I, TOO, would love to see Lotus Approach, and WordPro, in OO.o
And, if Oracle refuses to part with ownership of OpenOffice.org, then Apache should go wth Symphony.org. That might motivate IBM to share more and allow reverse engineering of Approach and WordPro so that devs can sidestep a patent and copyright litigation minefield.
Lotus Approach is an award-winning, friendly, end-user relational database, as it is billed. I is eons easier than Access, FoxPro, and even Paradox, and even in some case and FileMaker/Pro, depending on what you're doing. I've looked at them all, including AlphaFive and Sesame Database. I have invested YEARS (since 1993/1994) in doing things in Lotus Approach, educationa, work and contract work related (to speed up things to save them time and money and give me more skills) because doing things in spreadsheets was a ROYAL PITA, and doing them in Access would be overkill as well as take me too much time to bother learning. Even a former Access programmer didn't have time to use Access and grudgingly allowed me to temporarily inject Approach into my work flow. Saved weeks, and he was impressed.
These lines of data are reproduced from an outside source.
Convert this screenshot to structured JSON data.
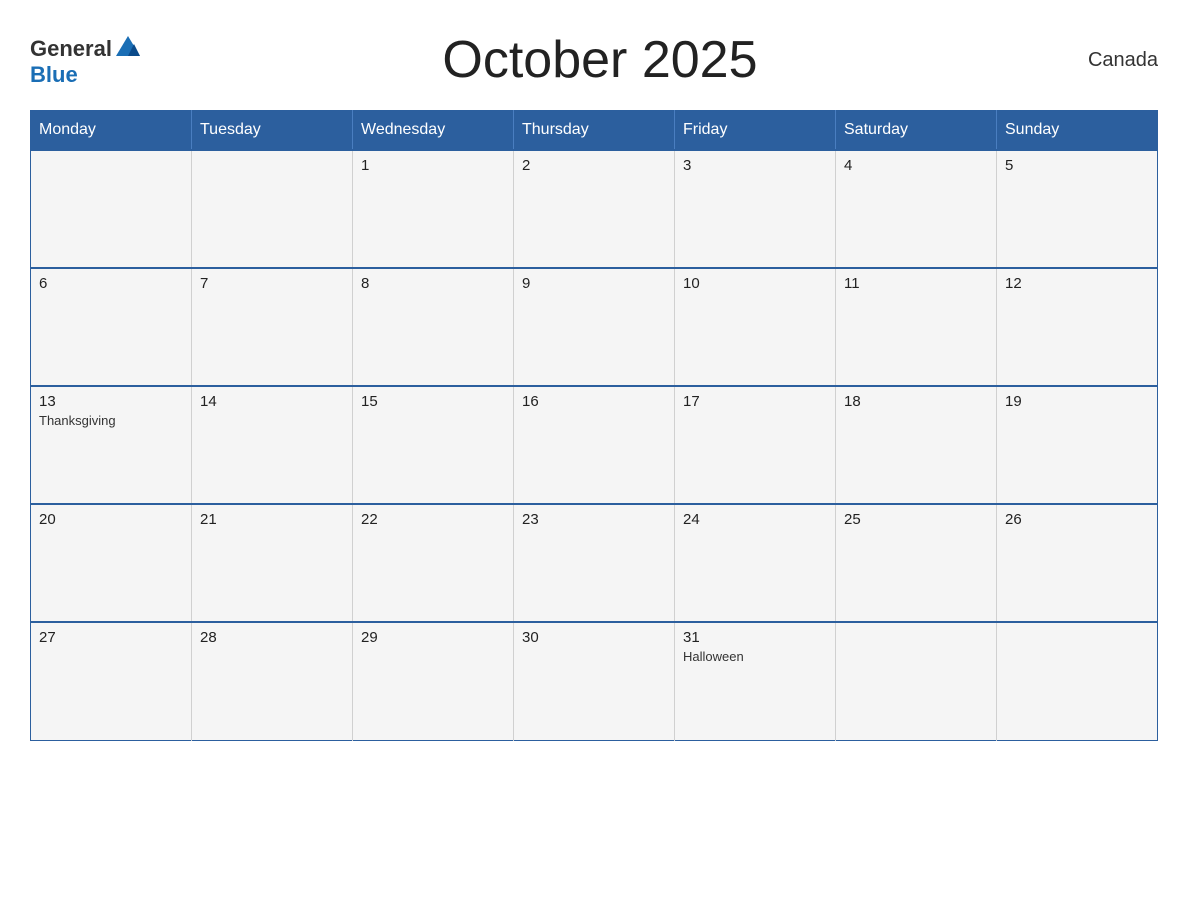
{
  "header": {
    "title": "October 2025",
    "country": "Canada",
    "logo": {
      "line1_regular": "General",
      "line1_icon": "▶",
      "line2_blue": "Blue"
    }
  },
  "calendar": {
    "days_of_week": [
      "Monday",
      "Tuesday",
      "Wednesday",
      "Thursday",
      "Friday",
      "Saturday",
      "Sunday"
    ],
    "weeks": [
      [
        {
          "day": "",
          "event": ""
        },
        {
          "day": "",
          "event": ""
        },
        {
          "day": "1",
          "event": ""
        },
        {
          "day": "2",
          "event": ""
        },
        {
          "day": "3",
          "event": ""
        },
        {
          "day": "4",
          "event": ""
        },
        {
          "day": "5",
          "event": ""
        }
      ],
      [
        {
          "day": "6",
          "event": ""
        },
        {
          "day": "7",
          "event": ""
        },
        {
          "day": "8",
          "event": ""
        },
        {
          "day": "9",
          "event": ""
        },
        {
          "day": "10",
          "event": ""
        },
        {
          "day": "11",
          "event": ""
        },
        {
          "day": "12",
          "event": ""
        }
      ],
      [
        {
          "day": "13",
          "event": "Thanksgiving"
        },
        {
          "day": "14",
          "event": ""
        },
        {
          "day": "15",
          "event": ""
        },
        {
          "day": "16",
          "event": ""
        },
        {
          "day": "17",
          "event": ""
        },
        {
          "day": "18",
          "event": ""
        },
        {
          "day": "19",
          "event": ""
        }
      ],
      [
        {
          "day": "20",
          "event": ""
        },
        {
          "day": "21",
          "event": ""
        },
        {
          "day": "22",
          "event": ""
        },
        {
          "day": "23",
          "event": ""
        },
        {
          "day": "24",
          "event": ""
        },
        {
          "day": "25",
          "event": ""
        },
        {
          "day": "26",
          "event": ""
        }
      ],
      [
        {
          "day": "27",
          "event": ""
        },
        {
          "day": "28",
          "event": ""
        },
        {
          "day": "29",
          "event": ""
        },
        {
          "day": "30",
          "event": ""
        },
        {
          "day": "31",
          "event": "Halloween"
        },
        {
          "day": "",
          "event": ""
        },
        {
          "day": "",
          "event": ""
        }
      ]
    ]
  }
}
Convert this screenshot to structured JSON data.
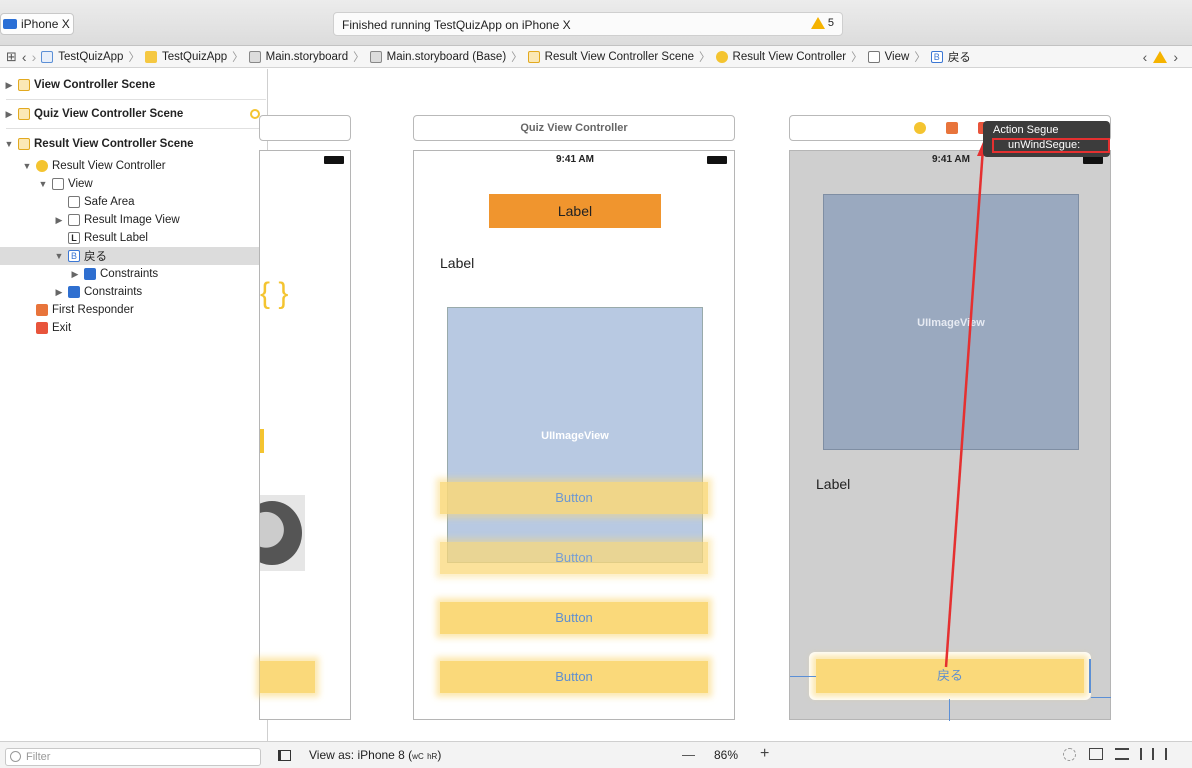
{
  "toolbar": {
    "scheme": "iPhone X",
    "activity": "Finished running TestQuizApp on iPhone X",
    "warning_count": "5"
  },
  "jumpbar": {
    "crumbs": [
      "TestQuizApp",
      "TestQuizApp",
      "Main.storyboard",
      "Main.storyboard (Base)",
      "Result View Controller Scene",
      "Result View Controller",
      "View",
      "戻る"
    ]
  },
  "outline": {
    "scenes": [
      {
        "label": "View Controller Scene"
      },
      {
        "label": "Quiz View Controller Scene"
      },
      {
        "label": "Result View Controller Scene"
      }
    ],
    "rows": [
      {
        "label": "Result View Controller"
      },
      {
        "label": "View"
      },
      {
        "label": "Safe Area"
      },
      {
        "label": "Result Image View"
      },
      {
        "label": "Result Label"
      },
      {
        "label": "戻る"
      },
      {
        "label": "Constraints"
      },
      {
        "label": "Constraints"
      },
      {
        "label": "First Responder"
      },
      {
        "label": "Exit"
      }
    ],
    "filter_placeholder": "Filter"
  },
  "canvas": {
    "quiz": {
      "title": "Quiz View Controller",
      "time": "9:41 AM",
      "top_label": "Label",
      "label": "Label",
      "image_view": "UIImageView",
      "buttons": [
        "Button",
        "Button",
        "Button",
        "Button"
      ]
    },
    "result": {
      "time": "9:41 AM",
      "image_view": "UIImageView",
      "label": "Label",
      "back_button": "戻る"
    },
    "segue_menu": {
      "header": "Action Segue",
      "item": "unWindSegue:"
    },
    "left_fragment_brace": "{ }"
  },
  "bottombar": {
    "view_as": "View as: iPhone 8 (",
    "size_class_w": "wC",
    "size_class_h": "hR",
    "view_as_close": ")",
    "zoom_minus": "—",
    "zoom": "86%",
    "zoom_plus": "+"
  },
  "colors": {
    "accent_yellow": "#f4c430",
    "label_orange": "#f0952e",
    "button_yellow": "#fad97a",
    "segue_red": "#e53030",
    "image_view_blue": "#b8c9e2"
  }
}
Alas, Approach, while VERY actively supported by a thriving user base and programmers and professional developers, is behind the times for the harder modern stuff. It is EXCELLENT at prototyping and reverse engineering things to be made somewhat easier, but it is not corporate/enterprise grade, and it definitely has nil two-way interactive usage for web projects. It has no horizontal sliders on repeating (detail view) panels. It could use maybe 25 more updated smart assistant scripts or macros in the table creation interface. It DEFINITELY deserves a stand-alone runtime executable so users can deploy apps that don't demand downstream users buy into Lotus SmartSuite or go outside the app environ if everything is there and well thought out.
I have since ~2001 or 2002 moaned and groaned and begged Lotus/IBM to "Open Source" SmartSuite. They won't budge, citing patent issues with non-contactable sharers of various patents. I countered with them bringing in Linux/Open Source devs into a sterile local for a few months of sequestered work, working on a decompiled SmartSuite with the dubious/ominous/minefield portions of code functionality ripped out and allowing the devs to restore the behavior but not the word-for-word compiled code that IBM does not own. Still, no response, after all these years. Then, they went with Symphony, which disheartened and devastated MANY of us SmartSuite users who chewed our nails waiting to hear that Symphony would be a new, forked, clean, faithful rebuild of SmartSuite. It was quite disheartening. For years I've sat on stuff that I cannot or do not want to expose for fear others will run off and beat me to market with my own ideas because I cannot program and don't have time nor trust to allow others to see it before I can deploy it and establish my creations as mine.